Jernard Wells learned to cook by watching his father, who prepared dinner for his six children every night. Inspired by his father and encouraged by his mother, Jernard started his own catering business while in high school and had immediate success. He made boxed lunches that were a hit with local construction workers; by the age of 22 he had opened two restaurants. Wells has since built on that success quite a bit—he’s put together presentations at large shows alongside Barack Obama and Paula Deen, authored two books, and made appearances on Food Network and Lifetime shows.
Today, Wells develops recipes for brands such as Whole Foods and sells specialty spices such as sweet tea chicken seasoning with black tea leaves and sage, and southern barbecue seasoning with smoked sea salt and paprika. He also extends his love of cooking to others though classes that focus on a range of topics—you can learn how to prepare quick appetizers, make Italian pasta sauces, or gracefully lick a plate clean.

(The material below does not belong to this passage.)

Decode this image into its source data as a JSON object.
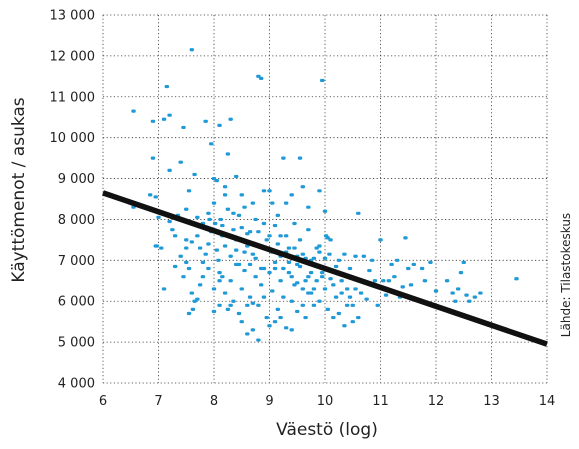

Standing Stone Farm's Paula Butler, whose cheese making was recently featured on PBS, demonstrates Old-World methods of cheese crafting during small classes held at her boutique dairy-goat farm. During cheese-making workshops, dairy manipulators will learn techniques to create greek feta, marinated feta, classic french chevre, and an easy 45-minute mozzarella, all using farm-fresh goat milk and provided cow's milk. Parched participants in the basic course can sip on complimentary coffee or bring their own alcoholic beverages from home. Upbeat, casual classes take place once or twice a month in the dairy farm's large kitchen with 12–15 students per session. Out on the fields, herds of nubian goats roam free, munching on alfalfa and watching farm-share members pick up their weekly gallon of raw goat milk.